A state visit does not imply endorsement
Some of the blogosphere left are trying to say that the Saudi state visit implies the Government somehow doesn't care about the appalling human rights record of the Government there.
But I seem to recall state visits by Presidents of the USSR throughout the Cold War when both sides were condemning each other's political and economic systems, were pointing nuclear arsenals at each other and we were specifically condemning the Gulag and the treatment of dissidents.
My take on the Saudis is the same as that Churchill had on Stalin's Russia when the Nazis invaded it: "If Hitler invaded hell I would make at least a favorable reference to the devil in the House of Commons."

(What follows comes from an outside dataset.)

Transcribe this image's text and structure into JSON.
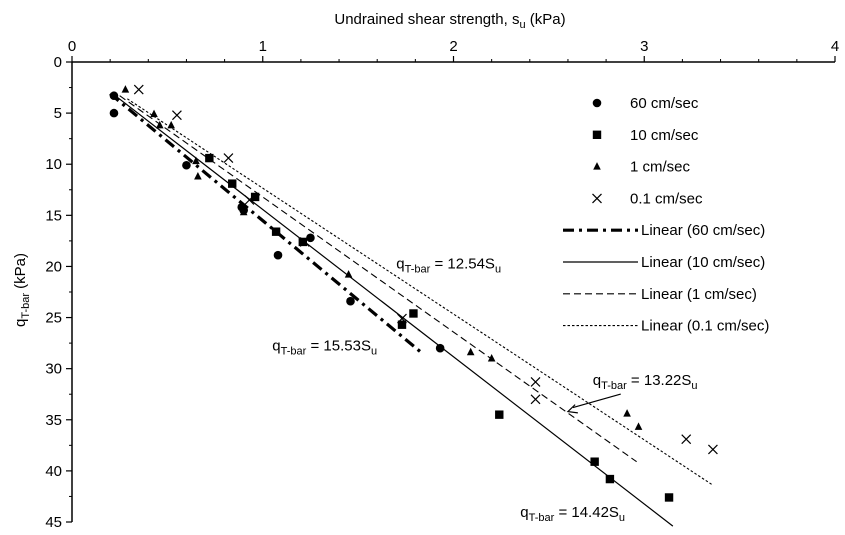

They are a ghastly regime but the current alternative - even more extreme Islamism of the al-Qaeda variety - is even worse.
It's the same reason the West correctly backed Saddam's Iraq against Iran.
Diplomacy sometimes involves sitting down and establishing common interests with people you would otherwise not want to invite to dinner. You have to do it if you have wider strategic interests that need protecting, or you just need to be in dialogue with your "enemy's enemy". Unfortunately it's part of being in government - unlike Vince Cable we can't indulge in gesture politics.
I'm fairly sure that vice versa the Saudis find it equally, if not more distasteful than we do sitting down to negotiate with decadent infidel Western liberals who have a female head of state.